Douglas Shulman, a former IRS commissioner who ran the agency from 2008 through 2012, said defining political activity and policing it "is a very hard task to give to the IRS."

Acting IRS Commissioner Steve Miller, who is expected to resign next month, said the agency had tried to issue guidance on allowable political activity, "but not enough."

Sens. Bill Nelson (D-Fla.), Bob Menendez (D-N.J.), Ben Cardin (D-Md.) and Sherrod Brown (D-Ohio) all asked about why the IRS had redefined "exclusively" as "primarily" in the agency's regulations for 501(c)(4) organizations.

Miller said that divergence was one reason the IRS decided to centralize its applications for tax-exempt status, a move that ultimately led to an effort to triage such cases through the use of what he deemed "inappropriate" politically-tinged search terms, such as "tea party" and "patriots."

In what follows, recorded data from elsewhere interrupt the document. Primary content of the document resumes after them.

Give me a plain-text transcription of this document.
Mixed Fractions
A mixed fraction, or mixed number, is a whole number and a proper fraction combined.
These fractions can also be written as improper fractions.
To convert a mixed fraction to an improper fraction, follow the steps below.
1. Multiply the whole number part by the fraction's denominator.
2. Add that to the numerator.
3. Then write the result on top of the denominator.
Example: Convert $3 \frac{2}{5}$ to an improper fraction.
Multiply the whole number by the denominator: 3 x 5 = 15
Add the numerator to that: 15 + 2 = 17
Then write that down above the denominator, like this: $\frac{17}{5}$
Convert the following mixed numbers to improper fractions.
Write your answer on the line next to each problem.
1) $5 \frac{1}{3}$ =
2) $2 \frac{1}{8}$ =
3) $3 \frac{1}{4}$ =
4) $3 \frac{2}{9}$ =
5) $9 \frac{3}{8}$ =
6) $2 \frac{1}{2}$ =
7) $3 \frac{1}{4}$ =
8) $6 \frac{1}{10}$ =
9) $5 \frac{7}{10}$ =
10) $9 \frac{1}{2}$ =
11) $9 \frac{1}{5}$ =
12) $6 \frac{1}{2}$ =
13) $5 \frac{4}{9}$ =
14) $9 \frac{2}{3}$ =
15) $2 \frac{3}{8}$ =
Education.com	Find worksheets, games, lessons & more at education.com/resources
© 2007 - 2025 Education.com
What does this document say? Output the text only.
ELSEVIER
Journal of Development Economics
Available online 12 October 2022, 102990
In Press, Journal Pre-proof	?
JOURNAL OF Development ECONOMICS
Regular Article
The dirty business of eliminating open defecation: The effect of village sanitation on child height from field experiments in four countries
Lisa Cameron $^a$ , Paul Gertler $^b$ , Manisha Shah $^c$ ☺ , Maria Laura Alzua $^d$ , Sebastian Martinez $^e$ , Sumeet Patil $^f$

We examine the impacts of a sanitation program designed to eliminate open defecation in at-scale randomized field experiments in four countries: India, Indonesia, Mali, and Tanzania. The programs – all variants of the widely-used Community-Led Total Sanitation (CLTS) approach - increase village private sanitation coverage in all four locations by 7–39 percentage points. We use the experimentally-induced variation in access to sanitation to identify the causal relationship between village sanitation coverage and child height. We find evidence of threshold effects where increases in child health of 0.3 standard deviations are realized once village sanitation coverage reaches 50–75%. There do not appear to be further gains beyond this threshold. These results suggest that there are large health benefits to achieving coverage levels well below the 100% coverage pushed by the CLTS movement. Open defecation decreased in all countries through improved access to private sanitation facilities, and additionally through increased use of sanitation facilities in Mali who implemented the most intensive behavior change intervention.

Sen. Michael Bennet (D-Colo.) asked whether any of the panel members would defend the language of the law and the regulation governing 501(c)(4) nonprofits.

"I'm not going to defend it or attack it," Miller said. "It is what the regulation is."

Miller went on to explain that even if the IRS regulations were altered, "We would have a hard time parsing what's politics and what's not -- what's an issue ad versus education. These are very difficult tasks."

J. Russell George, the Department of the Treasury Inspector General for Tax Administration, said his office would "shortly" conduct a review of IRS oversight of 501(c)(4) nonprofits and their political activity.

But Sen. Brown asked Miller and Shulman "how long" Congress and the public would have to "wait for the IRS" to act on fixing the rules that apply to 501(c)(4) nonprofits.

Shulman responded that the onus should be on lawmakers, rather than the agency, to better define appropriate political activity for nonprofit groups. "If Congress decides this is something to be changed, Congress should do it, or it should be done through regulations," he said.

Members of Congress, however, do not seem to agree on whether 501(c)(4) groups should be allowed to spend tens of millions of dollars on political activity without disclosing their donors. Senate Republicans have three times filibustered legislation that would require groups spending a substantial amount of money on political campaigns to disclose their donors to the public.

Rep. Chris Van Hollen (D-Md.), the chief sponsor of the disclosure legislation, previously said that the passage of his bill would reduce the pressure on the IRS to police nonprofit groups. "No groups, regardless of their political leaning, would have an incentive to torture the tax laws in order to hide their donors from voters," he said.